Lying flat on a horizontal surface, isolated from all its anatomic connections, the appearance of the trapeziometacarpal joint is as follows:

  1. a)

    On the side of the trapezium, there is a quadrilateral facet that is concave in the transverse plane, and convex in the anteroposterior direction.

  2. b)

    On the side of the first metacarpal, the facet is configured inversely to the facing side of the joint facet, meaning convex from side to side, and concave from front to back.

If one considers only the bony anatomy, the radiography of this joint in the horizontal plane would not be particularly difficult. But, obtaining good radiographic images in the living human hand is more complicated. For example, the palmar surface of the trapezium and of the first metacarpal are not exactly in the frontal plane. Rather, they are oblique relative to principal axis of the hand. Moreover, the trapezium is anterior to the other carpal bones, and represents the lateral border of the carpal row. The fact that the trapeziometacarpal joint is not perpendicular to the anteroposterior plane of the wrist explains why it is not well visualized on the typical AP views of the wrist taken in that plane.

For a radiograph to provide a good view of this joint, one needs to see the full length of the joint space. To get that view, the dorsal or palmar surface of first metacarpal and the trapezium must lie flat on the radiographic plate. However, because of the shape of the joint as described above, it is impossible to make the palmar side of the trapeziometacarpal joint lie flat on the radiographic plate. So necessarily, the radiograph of the joint needs to be done with the dorsal face on the plate. To achieve this position, one must either force the wrist into supination (Fig. 1) or pronation (Fig. 2).

Fig. 1
figure 1

Position of the hand and wrist in forced supination for radiography of the CMC joint

Fig. 2
figure 2

Position of the hand and wrist in forced pronation for radiography of the CMC joint

Forced supination has two drawbacks. The first drawback, which is the more serious of the two, is that in a position of forced supination, it is very difficult to get the trapezometacarpal joint into the same plane as the radiographic plate itself. The overhanging of the head of the first metacarpal partly prevents getting the wrist into this position. Also, maintaining this position is fatiguing and difficult for the patient, resulting in patient movement affecting the quality of the image.

By contrast, forced pronation is easier to achieve and more comfortable for the patient. Importantly, it also is more likely to position the joint exactly in the plane of the radiographic plate. For these reasons, forced pronation with the dorsal face of the joint on the plate is the approach of choice for trapeziometacarpal joint radiography. The beam should be centered on the joint, which can be identified by palpating and moving the first metarcarpal.

The trapeziometacarpal joint is a common site of degenerative changes. Most often, when a patient complains of vague, diffuse pain of the thumb, arthritis of the trapeziometacarpal joint is the cause. Disease progression in this location is similar to the evolution of degenerative arthrosis in other anatomic sites, beginning with narrowing of the joint space. Most often in this joint, the narrowing occurs asymmetrically, and is much more pronounced on the lateral side of the joint.

As the cartilage thins, the subchondral bone becomes more dense. Then, osteophytes appear on the trapezial side of the joint. Because this joint plays such a large functional role in thumb opposition, the arthritis progresses, and the base of the first metacarpal erodes the trapezium. That bone may become progressively more hollowed, and, in severe cases, it may take on a scaphoid shape.

Interestingly, although the trapeziometacarpal joint frequently shows degenerative changes, only uncommonly is it the cause of inflammatory arthritis. This joint is involved by the inflammatory disease in the late and subacute stage; this is in contrast to the smaller joints of the carpus, which are involved early in the disease.

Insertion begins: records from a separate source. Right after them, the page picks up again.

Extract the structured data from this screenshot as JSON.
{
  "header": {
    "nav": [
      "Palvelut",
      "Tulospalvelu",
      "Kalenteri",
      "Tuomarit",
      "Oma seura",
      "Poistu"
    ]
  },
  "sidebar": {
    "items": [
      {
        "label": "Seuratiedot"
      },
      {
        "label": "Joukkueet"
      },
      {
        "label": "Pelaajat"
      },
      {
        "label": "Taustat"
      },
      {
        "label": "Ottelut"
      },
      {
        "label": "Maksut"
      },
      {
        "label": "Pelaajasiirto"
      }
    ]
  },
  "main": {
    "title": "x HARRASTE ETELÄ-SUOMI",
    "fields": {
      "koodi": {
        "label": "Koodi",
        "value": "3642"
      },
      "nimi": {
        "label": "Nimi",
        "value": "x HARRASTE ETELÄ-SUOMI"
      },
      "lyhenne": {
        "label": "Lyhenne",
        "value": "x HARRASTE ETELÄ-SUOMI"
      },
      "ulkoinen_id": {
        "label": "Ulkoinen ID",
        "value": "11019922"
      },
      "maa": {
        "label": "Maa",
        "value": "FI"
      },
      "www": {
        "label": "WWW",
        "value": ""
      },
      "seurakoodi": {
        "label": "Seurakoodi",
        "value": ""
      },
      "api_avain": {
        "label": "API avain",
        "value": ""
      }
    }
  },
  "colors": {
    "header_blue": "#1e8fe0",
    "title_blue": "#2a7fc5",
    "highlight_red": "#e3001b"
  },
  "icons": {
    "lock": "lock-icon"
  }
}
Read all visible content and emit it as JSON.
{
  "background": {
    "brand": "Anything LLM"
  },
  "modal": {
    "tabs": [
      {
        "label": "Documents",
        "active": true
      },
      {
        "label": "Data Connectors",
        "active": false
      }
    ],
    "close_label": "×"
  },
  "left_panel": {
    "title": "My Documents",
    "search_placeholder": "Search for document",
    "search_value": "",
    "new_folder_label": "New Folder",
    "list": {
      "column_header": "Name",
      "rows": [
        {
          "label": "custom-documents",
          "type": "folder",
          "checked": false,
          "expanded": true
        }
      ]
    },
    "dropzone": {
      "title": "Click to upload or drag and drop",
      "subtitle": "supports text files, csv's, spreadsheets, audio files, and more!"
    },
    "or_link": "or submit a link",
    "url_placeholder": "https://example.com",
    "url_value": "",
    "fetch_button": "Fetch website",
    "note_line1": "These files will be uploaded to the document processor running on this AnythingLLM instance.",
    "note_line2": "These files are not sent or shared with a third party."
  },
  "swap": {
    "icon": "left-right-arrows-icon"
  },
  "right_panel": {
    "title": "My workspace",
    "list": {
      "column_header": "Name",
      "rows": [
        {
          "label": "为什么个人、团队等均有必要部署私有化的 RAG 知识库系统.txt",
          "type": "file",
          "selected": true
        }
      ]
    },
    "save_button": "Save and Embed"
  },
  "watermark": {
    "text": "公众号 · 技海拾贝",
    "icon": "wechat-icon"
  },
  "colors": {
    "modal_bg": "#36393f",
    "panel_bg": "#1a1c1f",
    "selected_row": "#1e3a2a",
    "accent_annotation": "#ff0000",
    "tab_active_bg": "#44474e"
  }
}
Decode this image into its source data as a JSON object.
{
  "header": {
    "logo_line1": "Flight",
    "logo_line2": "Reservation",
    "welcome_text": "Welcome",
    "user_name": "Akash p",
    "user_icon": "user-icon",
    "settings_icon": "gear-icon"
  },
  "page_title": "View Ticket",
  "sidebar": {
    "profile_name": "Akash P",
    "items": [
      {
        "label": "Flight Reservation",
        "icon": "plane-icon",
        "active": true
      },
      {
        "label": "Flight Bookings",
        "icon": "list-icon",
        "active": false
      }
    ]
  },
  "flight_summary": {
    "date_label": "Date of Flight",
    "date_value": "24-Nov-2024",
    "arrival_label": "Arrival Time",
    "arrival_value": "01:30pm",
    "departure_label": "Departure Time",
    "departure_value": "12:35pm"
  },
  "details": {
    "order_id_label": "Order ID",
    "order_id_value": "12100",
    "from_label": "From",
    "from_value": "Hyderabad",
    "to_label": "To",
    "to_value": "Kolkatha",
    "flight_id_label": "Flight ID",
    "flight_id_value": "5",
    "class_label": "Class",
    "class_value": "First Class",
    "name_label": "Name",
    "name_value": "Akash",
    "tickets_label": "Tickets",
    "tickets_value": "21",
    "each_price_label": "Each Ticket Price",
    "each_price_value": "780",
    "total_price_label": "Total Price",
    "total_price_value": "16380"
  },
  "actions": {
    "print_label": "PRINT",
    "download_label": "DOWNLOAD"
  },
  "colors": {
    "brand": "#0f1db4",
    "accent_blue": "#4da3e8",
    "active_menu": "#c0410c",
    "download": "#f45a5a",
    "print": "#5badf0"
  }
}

From the practical point of view, radiologists typically will see only more advanced cases, since it would be unusual for a doctor to order a radiograph of the trapeziometacarpal joint early in the disease process. This is regrettable, because therapeutic interventions here—like in all arthritic joints—are more likely to succeed earlier in the natural history of the condition. By the time bony changes are visible, they will persist regardless of treatment, and the damaged articulation will cause mechanical symptoms, diminishing the likelihood of achieving a good functional result.

By contrast, early treatment arrests the progression of degenerative arthritis, and limits the damage.

In Aix-les-Bains, we get very good results with a combination of local heat treatments employing thermal baths using the Berthollet method, along with cautious radiotherapy of the joint.